Cuando yo era profesor y tenía que explicar mi propia lengua a los alumnos procuraba que la pobrecita lengua a la que castigamos todos los días sin saberla usar con sinceridad, con eficacia y civilizadamente, no se hiciera desagradable a los mismos.
Si yo explicaba el adjetivo y el verbo, pongamos por caso, daba unas nociones teóricas de ambos que no abrumaran al alumno. Después le pedía que escribiera una pequeña redacción en la que describiera un objeto que hubiera en el aula y narrara una anécdota referente a ese objeto. Descripción y narración. Adjetivo y verbo. Podría complicarlo más si le dijera al alumno que escribiera de forma subjetiva un deseo sobre ese objeto en cuestión y así se emplearían los modos del subjuntivo verbal.
Es cuestión de poner en práctica lo aprendido, no que lo aprendido pareciese un cúmulo de fórmulas inhóspitas de uso.

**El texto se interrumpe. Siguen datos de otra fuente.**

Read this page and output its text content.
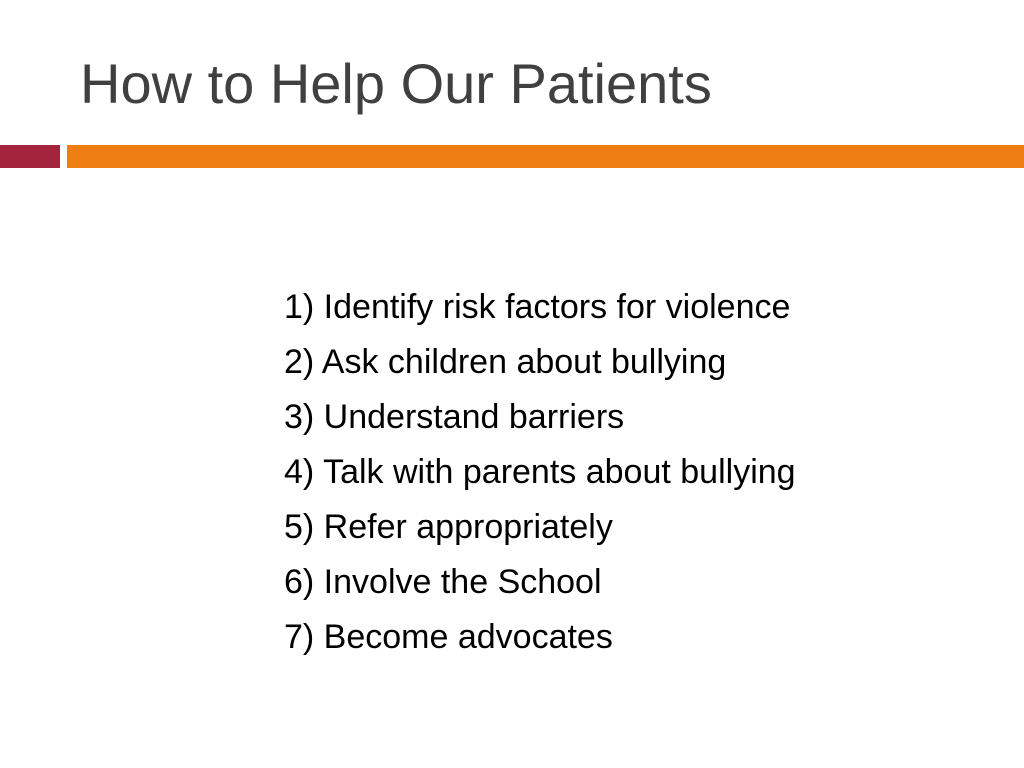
How to Help Our Patients
1) Identify risk factors for violence
2) Ask children about bullying
3) Understand barriers
4) Talk with parents about bullying
5) Refer appropriately
6) Involve the School
7) Become advocates
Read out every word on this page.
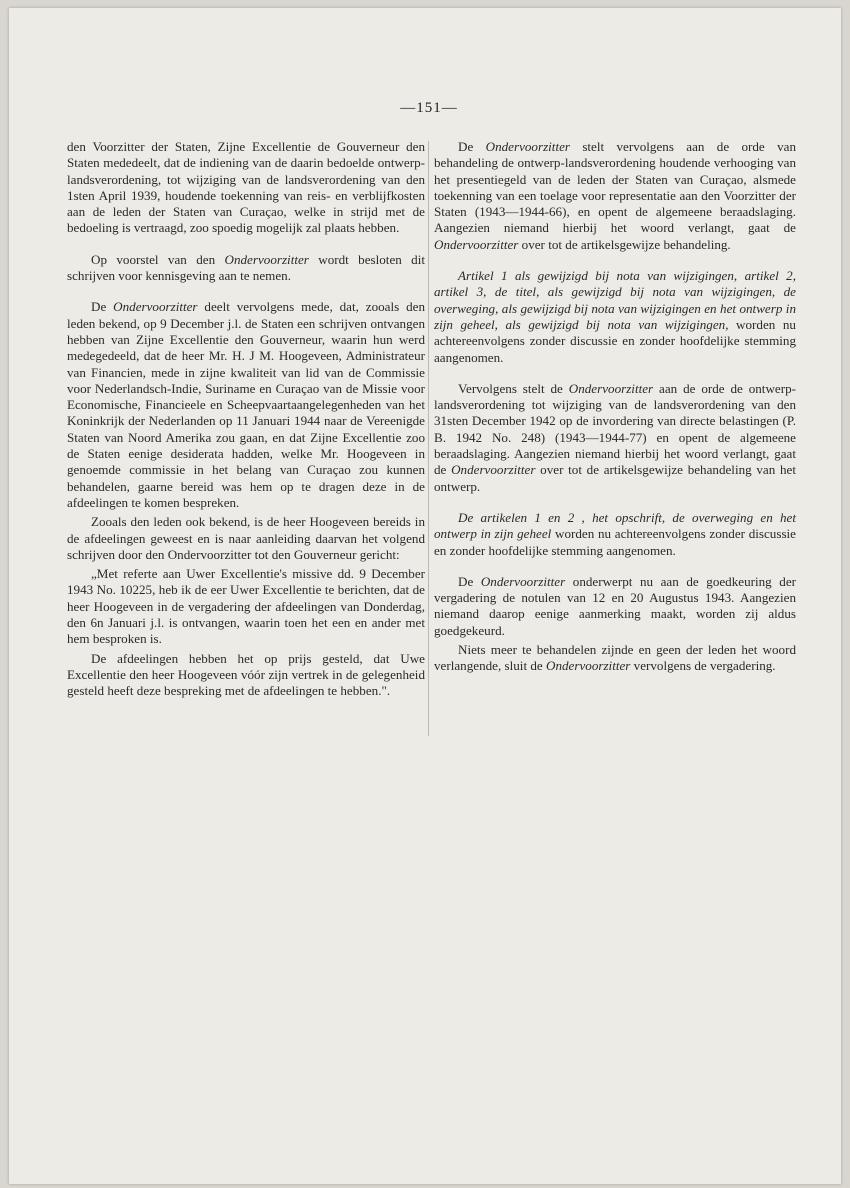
—151—

den Voorzitter der Staten, Zijne Excellentie de Gouverneur den Staten mededeelt, dat de indiening van de daarin bedoelde ontwerp-landsverordening, tot wijziging van de landsverordening van den 1sten April 1939, houdende toekenning van reis- en verblijfkosten aan de leden der Staten van Curaçao, welke in strijd met de bedoeling is vertraagd, zoo spoedig mogelijk zal plaats hebben.

Op voorstel van den Ondervoorzitter wordt besloten dit schrijven voor kennisgeving aan te nemen.

De Ondervoorzitter deelt vervolgens mede, dat, zooals den leden bekend, op 9 December j.l. de Staten een schrijven ontvangen hebben van Zijne Excellentie den Gouverneur, waarin hun werd medegedeeld, dat de heer Mr. H. J M. Hoogeveen, Administrateur van Financien, mede in zijne kwaliteit van lid van de Commissie voor Nederlandsch-Indie, Suriname en Curaçao van de Missie voor Economische, Financieele en Scheepvaartaangelegenheden van het Koninkrijk der Nederlanden op 11 Januari 1944 naar de Vereenigde Staten van Noord Amerika zou gaan, en dat Zijne Excellentie zoo de Staten eenige desiderata hadden, welke Mr. Hoogeveen in genoemde commissie in het belang van Curaçao zou kunnen behandelen, gaarne bereid was hem op te dragen deze in de afdeelingen te komen bespreken.

Zooals den leden ook bekend, is de heer Hoogeveen bereids in de afdeelingen geweest en is naar aanleiding daarvan het volgend schrijven door den Ondervoorzitter tot den Gouverneur gericht:

„Met referte aan Uwer Excellentie's missive dd. 9 December 1943 No. 10225, heb ik de eer Uwer Excellentie te berichten, dat de heer Hoogeveen in de vergadering der afdeelingen van Donderdag, den 6n Januari j.l. is ontvangen, waarin toen het een en ander met hem besproken is.

De afdeelingen hebben het op prijs gesteld, dat Uwe Excellentie den heer Hoogeveen vóór zijn vertrek in de gelegenheid gesteld heeft deze bespreking met de afdeelingen te hebben.".

De Ondervoorzitter stelt vervolgens aan de orde van behandeling de ontwerp-landsverordening houdende verhooging van het presentiegeld van de leden der Staten van Curaçao, alsmede toekenning van een toelage voor representatie aan den Voorzitter der Staten (1943—1944-66), en opent de algemeene beraadslaging. Aangezien niemand hierbij het woord verlangt, gaat de Ondervoorzitter over tot de artikelsgewijze behandeling.

Artikel 1 als gewijzigd bij nota van wijzigingen, artikel 2, artikel 3, de titel, als gewijzigd bij nota van wijzigingen, de overweging, als gewijzigd bij nota van wijzigingen en het ontwerp in zijn geheel, als gewijzigd bij nota van wijzigingen, worden nu achtereenvolgens zonder discussie en zonder hoofdelijke stemming aangenomen.

Vervolgens stelt de Ondervoorzitter aan de orde de ontwerp-landsverordening tot wijziging van de landsverordening van den 31sten December 1942 op de invordering van directe belastingen (P. B. 1942 No. 248) (1943—1944-77) en opent de algemeene beraadslaging. Aangezien niemand hierbij het woord verlangt, gaat de Ondervoorzitter over tot de artikelsgewijze behandeling van het ontwerp.

De artikelen 1 en 2 , het opschrift, de overweging en het ontwerp in zijn geheel worden nu achtereenvolgens zonder discussie en zonder hoofdelijke stemming aangenomen.

De Ondervoorzitter onderwerpt nu aan de goedkeuring der vergadering de notulen van 12 en 20 Augustus 1943. Aangezien niemand daarop eenige aanmerking maakt, worden zij aldus goedgekeurd.

Niets meer te behandelen zijnde en geen der leden het woord verlangende, sluit de Ondervoorzitter vervolgens de vergadering.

Las redacciones eran, por lo general, muy malas. Pretendían cubrir el expediente. Pero siempre había alguna excepción que dejaba un regusto literario fino. Alguien había captado la idea y había empleado un lenguaje elaborado, había seleccionado los adjetivos, había empleado unos verbos adecuados para narrar un hecho y se había cumplido mi misión. Leía en clase esa redacción y la explicaba. Con redacciones posteriores, alguien más se sumaba al carro de poner por escrito lo teórico y todo rodaba gracias a la ejecución por los alumnos de un complejo teórico que, si solo se memorizaba, no tenía sentido.